Well, we can just choose our POVM elements to be orthogonal to the other state, i.e. consider the projectors $$ \hat{\Pi}_1 = |-\rangle \langle - | \qquad \text{and} \qquad \hat{\Pi}_2 = |1\rangle \langle 1|. $$ The only issue we have now is that if we choose $\hat{\Pi}_3 = I - \hat{\Pi}_1 - \hat{\Pi}_2$ then $\hat{\Pi}_3 \not\geq 0$. To fix this we can weight our projectors with $\alpha,\beta \in [0,1]$ $$ \Pi_1 = \alpha \hat{\Pi}_1 \\ \Pi_2 = \beta \hat{\Pi}_2 \\ \Pi_3 = I - \Pi_1 -\Pi_2 $$ which is a POVM if $\alpha + \beta + \sqrt{\alpha^2 + \beta^2} \leq 2$.

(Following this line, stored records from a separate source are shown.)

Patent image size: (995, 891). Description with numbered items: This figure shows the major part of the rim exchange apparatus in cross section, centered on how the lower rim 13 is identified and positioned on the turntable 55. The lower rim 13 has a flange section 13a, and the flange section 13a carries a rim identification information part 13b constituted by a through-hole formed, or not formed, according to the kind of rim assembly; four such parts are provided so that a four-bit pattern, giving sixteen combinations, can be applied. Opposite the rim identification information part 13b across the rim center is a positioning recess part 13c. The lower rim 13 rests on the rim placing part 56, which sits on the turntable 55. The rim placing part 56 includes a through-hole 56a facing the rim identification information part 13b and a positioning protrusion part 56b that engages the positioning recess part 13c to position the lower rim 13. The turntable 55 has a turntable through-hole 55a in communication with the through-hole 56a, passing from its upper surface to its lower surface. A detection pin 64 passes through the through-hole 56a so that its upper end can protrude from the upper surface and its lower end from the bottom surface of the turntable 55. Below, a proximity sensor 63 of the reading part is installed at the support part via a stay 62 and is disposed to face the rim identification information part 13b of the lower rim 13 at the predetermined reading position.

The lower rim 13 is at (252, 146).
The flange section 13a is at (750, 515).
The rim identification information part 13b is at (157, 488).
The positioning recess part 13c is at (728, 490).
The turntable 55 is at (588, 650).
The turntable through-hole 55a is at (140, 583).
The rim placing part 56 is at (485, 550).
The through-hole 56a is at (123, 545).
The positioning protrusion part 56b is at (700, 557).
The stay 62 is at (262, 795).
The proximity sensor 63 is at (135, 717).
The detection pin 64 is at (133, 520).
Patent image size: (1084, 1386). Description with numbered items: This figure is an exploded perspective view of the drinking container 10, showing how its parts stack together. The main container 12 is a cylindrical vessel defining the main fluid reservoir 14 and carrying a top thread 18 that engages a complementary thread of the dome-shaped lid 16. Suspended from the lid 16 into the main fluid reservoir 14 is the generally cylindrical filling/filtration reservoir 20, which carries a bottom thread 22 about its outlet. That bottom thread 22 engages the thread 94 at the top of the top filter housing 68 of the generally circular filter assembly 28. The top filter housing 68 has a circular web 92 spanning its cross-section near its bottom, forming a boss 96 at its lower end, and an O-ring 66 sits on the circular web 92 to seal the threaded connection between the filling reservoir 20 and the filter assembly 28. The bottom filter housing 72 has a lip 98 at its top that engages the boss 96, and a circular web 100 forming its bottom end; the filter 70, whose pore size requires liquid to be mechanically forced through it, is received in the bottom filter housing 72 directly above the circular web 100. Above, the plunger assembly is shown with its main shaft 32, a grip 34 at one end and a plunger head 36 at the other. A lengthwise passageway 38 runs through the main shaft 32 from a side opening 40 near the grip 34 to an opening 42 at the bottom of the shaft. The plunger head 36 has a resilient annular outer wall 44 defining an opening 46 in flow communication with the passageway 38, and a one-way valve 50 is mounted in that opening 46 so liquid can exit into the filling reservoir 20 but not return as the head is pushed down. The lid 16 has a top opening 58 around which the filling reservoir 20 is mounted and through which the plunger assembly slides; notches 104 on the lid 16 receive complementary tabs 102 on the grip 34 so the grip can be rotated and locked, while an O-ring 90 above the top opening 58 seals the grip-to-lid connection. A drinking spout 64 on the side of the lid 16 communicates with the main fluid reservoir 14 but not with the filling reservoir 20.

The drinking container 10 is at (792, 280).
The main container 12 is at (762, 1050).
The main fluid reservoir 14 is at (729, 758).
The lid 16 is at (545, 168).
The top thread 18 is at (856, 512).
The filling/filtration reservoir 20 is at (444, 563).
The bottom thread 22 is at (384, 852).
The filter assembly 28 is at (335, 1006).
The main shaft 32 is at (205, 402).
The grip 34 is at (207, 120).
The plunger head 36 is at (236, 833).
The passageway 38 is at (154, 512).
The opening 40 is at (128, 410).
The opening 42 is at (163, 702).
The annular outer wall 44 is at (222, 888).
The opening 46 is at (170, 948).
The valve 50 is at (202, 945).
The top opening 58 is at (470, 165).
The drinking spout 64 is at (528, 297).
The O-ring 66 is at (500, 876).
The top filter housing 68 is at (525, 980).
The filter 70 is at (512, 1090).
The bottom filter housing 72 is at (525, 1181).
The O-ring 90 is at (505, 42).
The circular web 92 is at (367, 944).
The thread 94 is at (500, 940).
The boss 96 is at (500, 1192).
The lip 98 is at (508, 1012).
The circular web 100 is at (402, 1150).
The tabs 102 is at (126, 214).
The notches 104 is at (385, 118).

With such a POVM we get $$ \mathrm{tr}[\rho_1 \Pi_1] = \frac{\alpha}{2} \qquad \text{and} \qquad \mathrm{tr}[\rho_2 \Pi_2] = \frac{\beta}{2}. $$ Putting it all together the maximum success probability is $$ \begin{aligned} \max_{\alpha,\beta \in [0,1]}& \quad \frac{\alpha + \beta}{4} \\ \mathrm{s.t.}& \quad \alpha + \beta + \sqrt{\alpha^2 + \beta^2} \leq 2 \end{aligned} $$ which should be maximized at $\alpha = \beta = 2-\sqrt{2}$. Giving a maximum success probability of $\frac{2-\sqrt{2}}{4}$.